The Rollins Hospital is a historic former hospital building at 107 East Main Street in Gassville, Arkansas.
The Jacob Wolf House is a historic house on Arkansas Highway 5 in Norfork, Arkansas. It is a log structure, built in 1825 by Jacob Wolf, the first documented white settler of the area. Architecturally it's a "saddle bag", which is a two-story dog trot with the second floor built over the open breezeway. A two-story porch extends on one facade, with an outside stair giving access to the upper floor rooms. The building's original chinking has been replaced by modern mortaring. It is maintained by the Department of Arkansas Heritage as a historic house museum.
Aggie Hall is a historic former gymnasium in Bruno, Arkansas, a short way south of Arkansas Highway 235. It is a single-story stone structure, topped by a hip roof which has a clerestory section at its center. The clerestory is finished in weatherboard; both roof lines have Craftsman-style exposed rafter ends. The building was erected in 1926 by the student members of the Lincoln Aggie Club, believed to be the first chapter established of the Future Farmers of America, and was originally intended as a gymnasium for the adjacent Bruno Agricultural School and as a location for the club's activities.
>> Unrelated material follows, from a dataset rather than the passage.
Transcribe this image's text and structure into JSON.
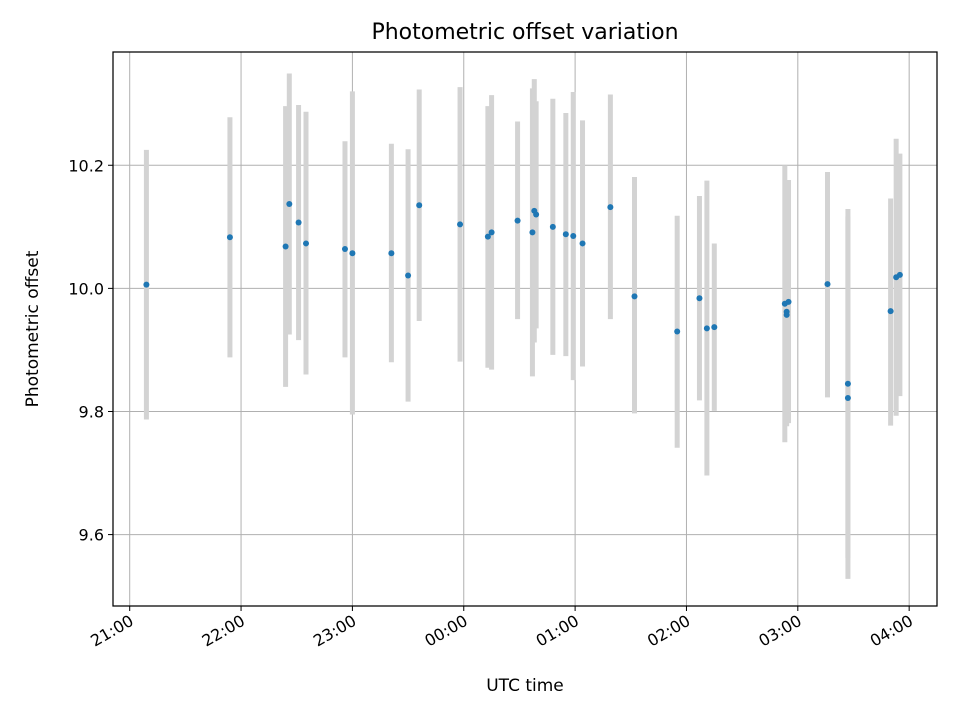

The Cottonwood School No. 45 is a historic school building, now converted to a residence, in rural Boone County, Arkansas. It is located on Dubuque Road, northeast of the hamlet of Self. It is a single-story Craftsman style structure, finished in rubblestone veneer on a concrete foundation. A gabled porch extends across the central portion of the main facade, supported by three tapered posts on stone piers. The main roof is a gable-on-hip form. The school was built in 1926, and served the local community as a school and meeting place until 1945. It was converted to residential use in 1948, and underwent major rehabilitation in the 1980s.
The Cold Springs School is a historic school building in a remote area of the Buffalo National River in southeastern Marion County, Arkansas. It is located at a place called Cold Springs Hollow that is now only accessible from the river. It is a small single-story fieldstone structure, built c. 1935 with funding from the Works Progress Administration. Construction of the school provided jobs to needy farmers in the area, as well as a place to educate their children.